Ana, todavía jadeante, se inclinó a un lado de Rebeca y apoyó una mano en su piel húmeda. La otra, temblorosa, rozó mi cuerpo hasta tomar mi polla con su mano, guiándome con una reverencia que tenía tanto de deseo como de obediencia ritual. La forma en que lo hizo convirtió el momento en una liturgia íntima, una ceremonia donde ninguna palabra era necesaria. Fui penetrando su coño con envestidas fuertes, una y otra vez durante un buen rato notando varios orgasmos de Rebeca. Ana permanecía arrodillada junto a nosotros, con la mano enredaba mis dedos en el pelo de Ana acercando su cabeza hacia mí y cuando comencé a notar que estaba a punto de correrme, saque la polla del cuerpo de Rebeca y la lleve a la boca de Ana donde termine de correrme, esta lo recogió todo degustando hasta la última gota.

El ambiente se volvió tan denso que parecía que podíamos moldearlo con las manos.

Las respiraciones se mezclaron, los temblores se propagaron. Rebeca quedó tendida, respirando con una paz casi sobrenatural, como quien acaba de salir de un sueño profundo o de una transformación silenciosa. Su piel caliente brillaba como si ardiera desde dentro.

Ana, aún temblorosa, se recostó a su lado. Yo permanecí de pie unos segundos más, observando la escena como quien contempla el final de un antiguo ritual del que no se habla, pero que se reconoce en la piel.

Durante un tiempo que no puedo medir —minutos, horas, quizá una eternidad breve— nos movimos en torno a ella como si fuéramos tres sombras enlazadas en un mismo deseo, un mismo ritmo, un mismo secreto.

El silencio que siguió no era vacío. Era un silencio lleno, caliente, pesado. El tipo de silencio que solo aparece cuando tres cuerpos han compartido algo que no puede decirse en voz alta.

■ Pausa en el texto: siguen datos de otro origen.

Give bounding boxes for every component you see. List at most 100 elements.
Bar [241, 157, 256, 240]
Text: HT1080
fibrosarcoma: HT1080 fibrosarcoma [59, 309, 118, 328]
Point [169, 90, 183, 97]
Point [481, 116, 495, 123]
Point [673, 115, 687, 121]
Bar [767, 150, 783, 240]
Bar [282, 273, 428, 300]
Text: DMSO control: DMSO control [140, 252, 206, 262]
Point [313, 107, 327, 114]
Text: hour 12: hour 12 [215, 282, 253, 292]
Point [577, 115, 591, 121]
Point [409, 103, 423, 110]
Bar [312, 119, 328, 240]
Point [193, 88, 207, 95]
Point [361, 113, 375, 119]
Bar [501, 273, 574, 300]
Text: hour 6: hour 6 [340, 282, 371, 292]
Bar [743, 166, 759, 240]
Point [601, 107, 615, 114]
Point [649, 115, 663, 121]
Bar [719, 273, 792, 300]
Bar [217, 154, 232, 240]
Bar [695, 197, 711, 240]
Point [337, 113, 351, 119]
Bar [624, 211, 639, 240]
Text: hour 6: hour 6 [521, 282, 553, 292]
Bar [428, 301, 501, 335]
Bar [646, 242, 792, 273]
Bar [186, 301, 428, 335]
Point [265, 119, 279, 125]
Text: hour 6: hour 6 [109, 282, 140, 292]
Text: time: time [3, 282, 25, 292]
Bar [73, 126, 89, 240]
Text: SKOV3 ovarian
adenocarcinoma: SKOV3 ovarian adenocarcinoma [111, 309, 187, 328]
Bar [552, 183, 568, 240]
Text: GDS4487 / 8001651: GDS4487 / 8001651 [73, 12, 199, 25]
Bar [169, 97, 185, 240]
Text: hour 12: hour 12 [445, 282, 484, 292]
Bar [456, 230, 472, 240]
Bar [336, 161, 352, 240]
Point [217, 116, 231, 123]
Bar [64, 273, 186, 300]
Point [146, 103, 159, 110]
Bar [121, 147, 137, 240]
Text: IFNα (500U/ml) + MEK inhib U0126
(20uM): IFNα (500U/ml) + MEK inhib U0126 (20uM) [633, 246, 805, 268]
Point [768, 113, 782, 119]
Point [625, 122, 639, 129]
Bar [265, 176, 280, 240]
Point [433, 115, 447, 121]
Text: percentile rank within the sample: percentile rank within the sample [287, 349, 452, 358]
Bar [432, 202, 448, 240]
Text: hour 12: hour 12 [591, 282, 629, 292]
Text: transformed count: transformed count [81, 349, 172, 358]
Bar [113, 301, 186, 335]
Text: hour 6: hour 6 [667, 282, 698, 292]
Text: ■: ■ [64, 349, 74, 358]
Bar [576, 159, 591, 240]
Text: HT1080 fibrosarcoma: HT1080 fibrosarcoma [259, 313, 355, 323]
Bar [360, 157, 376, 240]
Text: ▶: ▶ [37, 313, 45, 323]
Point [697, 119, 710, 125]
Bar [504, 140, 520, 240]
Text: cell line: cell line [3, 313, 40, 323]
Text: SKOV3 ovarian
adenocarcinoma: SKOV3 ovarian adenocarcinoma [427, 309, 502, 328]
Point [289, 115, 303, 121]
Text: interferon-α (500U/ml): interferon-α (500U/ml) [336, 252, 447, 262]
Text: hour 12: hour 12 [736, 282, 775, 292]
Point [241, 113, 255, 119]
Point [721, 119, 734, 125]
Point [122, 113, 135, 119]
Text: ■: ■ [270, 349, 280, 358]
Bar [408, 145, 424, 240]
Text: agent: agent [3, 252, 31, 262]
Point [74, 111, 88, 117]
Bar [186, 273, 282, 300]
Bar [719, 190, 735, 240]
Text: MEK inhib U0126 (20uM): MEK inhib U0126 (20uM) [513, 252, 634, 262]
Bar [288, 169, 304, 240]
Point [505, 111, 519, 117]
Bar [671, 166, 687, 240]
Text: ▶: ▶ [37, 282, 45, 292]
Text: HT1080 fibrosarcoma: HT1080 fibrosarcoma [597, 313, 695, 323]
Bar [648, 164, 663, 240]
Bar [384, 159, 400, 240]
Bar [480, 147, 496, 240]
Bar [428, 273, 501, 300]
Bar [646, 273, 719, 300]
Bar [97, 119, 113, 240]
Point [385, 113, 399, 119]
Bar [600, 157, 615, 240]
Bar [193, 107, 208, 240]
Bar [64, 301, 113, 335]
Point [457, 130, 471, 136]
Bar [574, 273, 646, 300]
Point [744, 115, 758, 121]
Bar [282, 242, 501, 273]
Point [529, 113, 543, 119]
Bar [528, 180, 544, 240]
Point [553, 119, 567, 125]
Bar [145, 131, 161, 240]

Finalizamos la noche con una ducha larga y reconfortante, dejando que el agua caliente relajara los cuerpos y apagara los últimos restos de cansancio y deseo. El reloj marcaba cerca de las siete de la mañana cuando, exhaustos pero felices, nos metimos los tres en la misma cama, como era costumbre siempre que compartíamos escapadas así. Las chicas, aún con energía y picardía, continuaron jugueteando entre ellas, regalando susurros y risas suaves que se perdían entre las sábanas.

El domingo, después de un desayuno tardío y algunas horas de charla y relax en el jardín, emprendimos el regreso a Madrid con la memoria cargada de momentos intensos y cómplices, despidiendo un fin de semana que había sido tan espontáneo como memorable.